Credenciais, levando em consideração a análise forense inicial, devem ser protegidas com camadas adicionais de segurança, como autenticação multifator, e ter suas permissões revisadas regularmente. Além disso, também é de extrema importância garantir a rastreabilidade das ações executadas internamente;

  • Monitoramento e logs no ambiente: manter registros detalhados (logs) de todas as atividades realizadas nos sistemas é vital para a rastreabilidade. A capacidade de monitorar e auditar acessos, pode ajudar a identificar comportamentos anômalos;
  • Monitoramento de credenciais e conscientização em segurança: conforme análise inicial, é possível que o ataque tenha ocorrido através do uso indevido de credenciais. Dessa forma, ataques podem acontecer através de credenciais obtidas por atacantes de múltiplas formas, sendo a principal delas através do uso de malware e táticas de engenharia social, como phishing.

Conclusão

Considerando que foi o segundo ataque em uma PSTI num período de dois meses, percebe-se o risco real de ataques à cadeia de suprimentos. Além disso, estes ataques acabam colocando a segurança de outras instituições financeiras privadas em risco, levando em consideração que devem manter comunicação direta com estas PSTIs para ofertar o serviço de Pix aos seus clientes.

Este caso reforça a necessidade de manter controles de segurança claros e rígidos, em todas as instituições envolvidas, desde o governamental até o meio privado, assim como principalmente os intermediários. 

Para todas as empresas que desejam melhorar sua segurança, este ataque demonstra a importância do processo de avaliação de segurança de fornecedores, solicitando recorrentemente relatórios de segurança e testes de invasão independentes em seus ambientes. 

Caso a técnica do uso de credenciais válidas de um fornecedor se confirme, é possível mapear esta como uma grande ameaça à segurança das relações empresariais entre fornecedor e cliente. Contudo, seguimos aguardando mais informações sobre isso.

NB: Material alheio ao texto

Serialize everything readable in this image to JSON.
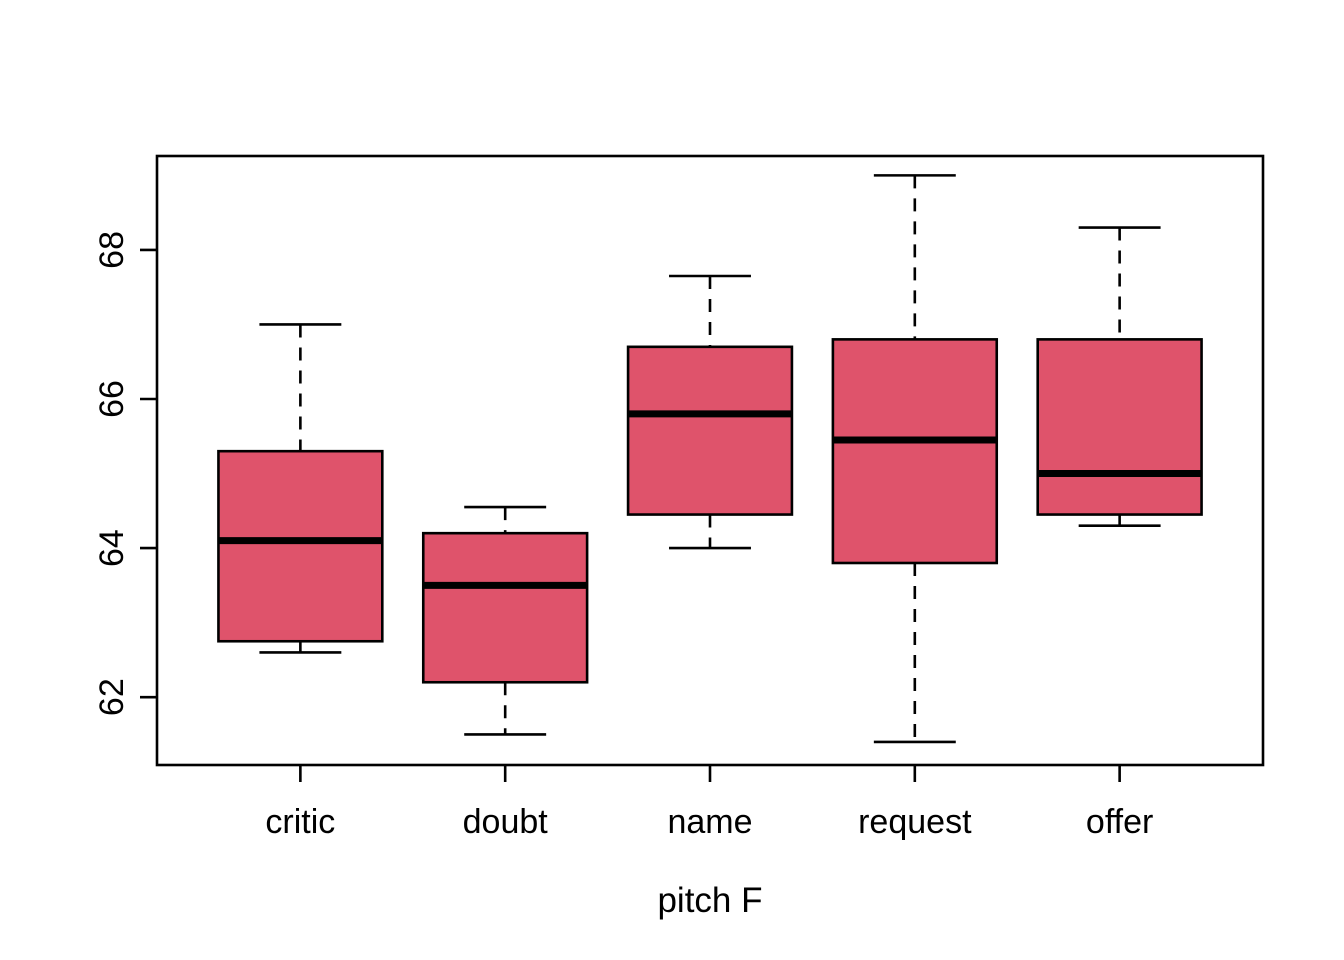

Levando em consideração que duas de nove empresas PSTIs já foram atacadas em um curto período de tempo, com um impacto e alvo (contas de liquidação interbancária) semelhantes, é necessário que as demais empresas do ramo façam planos de segurança emergenciais. Por fim, recomendamos que clientes diretos de PSTIs solicitem imediatamente relatórios de segurança e avaliem o nível de acesso que os fornecedores possuem nas redes internas.